No. The problems involved are fundamental:

1) Load/store latency is unpredictable - whenever you get a cache miss (which is unpredictable*), you have to wait for the value to come back from main memory (which is getting longer and longer as CPUs get faster and memory latency roughly stays the same). Statically scheduling around this sort of unpredictable latency is extremely difficult; you're better off doing it on the fly.

2) Modern algorithms for branch prediction and speculative execution are dynamic. They can make observations like "this branch has been taken 15/16 of the last times we've hit it, we'll predict it's taken the next time" which are potentially workload-dependent. Compile-time optimization can't do that.

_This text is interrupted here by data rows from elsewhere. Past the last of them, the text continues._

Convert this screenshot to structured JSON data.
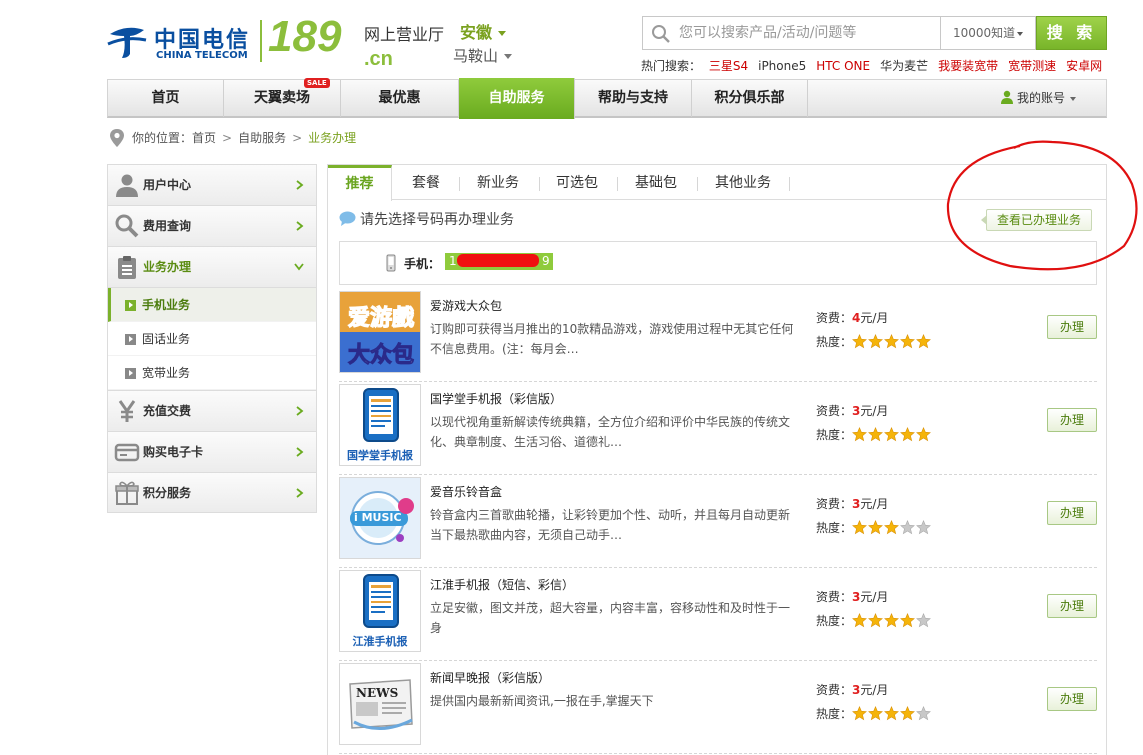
{
  "brand": {
    "name_cn": "中国电信",
    "name_en": "CHINA TELECOM",
    "logo_number": "189",
    "logo_suffix": ".cn",
    "site_title": "网上营业厅",
    "province": "安徽",
    "city": "马鞍山",
    "accent": "#8cbe3c"
  },
  "search": {
    "placeholder": "您可以搜索产品/活动/问题等",
    "scope": "10000知道",
    "button_label": "搜 索"
  },
  "hot_searches": {
    "label": "热门搜索：",
    "items": [
      {
        "text": "三星S4",
        "color": "#cc0000"
      },
      {
        "text": "iPhone5",
        "color": "#333333"
      },
      {
        "text": "HTC ONE",
        "color": "#cc0000"
      },
      {
        "text": "华为麦芒",
        "color": "#333333"
      },
      {
        "text": "我要装宽带",
        "color": "#cc0000"
      },
      {
        "text": "宽带测速",
        "color": "#cc0000"
      },
      {
        "text": "安卓网",
        "color": "#cc0000"
      }
    ]
  },
  "nav": {
    "items": [
      {
        "label": "首页"
      },
      {
        "label": "天翼卖场",
        "badge": "SALE"
      },
      {
        "label": "最优惠"
      },
      {
        "label": "自助服务",
        "active": true
      },
      {
        "label": "帮助与支持"
      },
      {
        "label": "积分俱乐部"
      }
    ],
    "account_label": "我的账号"
  },
  "breadcrumb": {
    "prefix": "你的位置：",
    "items": [
      "首页",
      "自助服务"
    ],
    "current": "业务办理"
  },
  "sidebar": {
    "items": [
      {
        "label": "用户中心",
        "icon": "user-icon"
      },
      {
        "label": "费用查询",
        "icon": "magnifier-icon"
      },
      {
        "label": "业务办理",
        "icon": "clipboard-icon",
        "open": true
      },
      {
        "label": "充值交费",
        "icon": "yen-icon"
      },
      {
        "label": "购买电子卡",
        "icon": "card-icon"
      },
      {
        "label": "积分服务",
        "icon": "gift-icon"
      }
    ],
    "sub_items": [
      {
        "label": "手机业务",
        "active": true
      },
      {
        "label": "固话业务"
      },
      {
        "label": "宽带业务"
      }
    ]
  },
  "tabs": [
    "推荐",
    "套餐",
    "新业务",
    "可选包",
    "基础包",
    "其他业务"
  ],
  "notice": "请先选择号码再办理业务",
  "view_done_label": "查看已办理业务",
  "phone": {
    "label": "手机：",
    "number_prefix": "1",
    "number_suffix": "9"
  },
  "product_labels": {
    "fee": "资费：",
    "heat": "热度：",
    "unit": "元/月",
    "apply": "办理"
  },
  "products": [
    {
      "name": "爱游戏大众包",
      "desc": "订购即可获得当月推出的10款精品游戏，游戏使用过程中无其它任何不信息费用。(注：每月会…",
      "price": "4",
      "stars": 5,
      "thumb_text": "爱游戏大众包",
      "thumb": "game-icon"
    },
    {
      "name": "国学堂手机报（彩信版）",
      "desc": "以现代视角重新解读传统典籍，全方位介绍和评价中华民族的传统文化、典章制度、生活习俗、道德礼…",
      "price": "3",
      "stars": 5,
      "thumb_text": "国学堂手机报",
      "thumb": "newspaper-phone-icon"
    },
    {
      "name": "爱音乐铃音盒",
      "desc": "铃音盒内三首歌曲轮播，让彩铃更加个性、动听，并且每月自动更新当下最热歌曲内容，无须自己动手…",
      "price": "3",
      "stars": 3,
      "thumb_text": "i MUSIC",
      "thumb": "music-icon"
    },
    {
      "name": "江淮手机报（短信、彩信）",
      "desc": "立足安徽，图文并茂，超大容量，内容丰富，容移动性和及时性于一身",
      "price": "3",
      "stars": 4,
      "thumb_text": "江淮手机报",
      "thumb": "newspaper-phone-icon"
    },
    {
      "name": "新闻早晚报（彩信版）",
      "desc": "提供国内最新新闻资讯,一报在手,掌握天下",
      "price": "3",
      "stars": 4,
      "thumb_text": "NEWS",
      "thumb": "news-icon"
    }
  ]
}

*: if you could reliably predict when the cache would miss, you'd use that to make a better cache replacement algorithm

brucehoult 4 days ago | parent [-]

> this branch has been taken 15/16 of the last times we've hit it

That is kind of how it worked more than 30 years ago (pre 1995), but not since, at least in OoO CPUs.

In fact it was found that having more than a 2-bit saturating counter doesn't help, because when the situation changes it takes too many bad predictions in a row to get to predictions that, actually, this branch is not being taken any more.

What both the Pentium Pro and PowerPC 604 (the first OoO designs in each family) had was a global history of how you GOT TO the current branch. The Pentium Pro had 4 bits of taken/not taken history for the last four conditional branches and this was used to decide which 2-bit counter to use for a given branch instruction. The PowerPC 604 used 6 bits of history. The Pentium Pro algorithm for combing the branch address with the history (XOR them!) is called "gshare". The PPC604 did something a little bit different but I'm not sure what. By the PPC750 Motorola was using basically the same gshare algorithm as Intel.

There are newer and better algorithms today -- exactly what is somewhat secret in leading edge CPUs -- but gshare is simple and is common in low end in-order and small OoO CPUs to this day. The Berkeley BOOM core uses a 13 bit branch history. I think early SiFive in-order cores such as the E31 and U54 used 10 bits.

duskwuff 4 days ago | parent [-]

Fair point, I oversimplified a bit. Either way, what matter is that it's dynamic.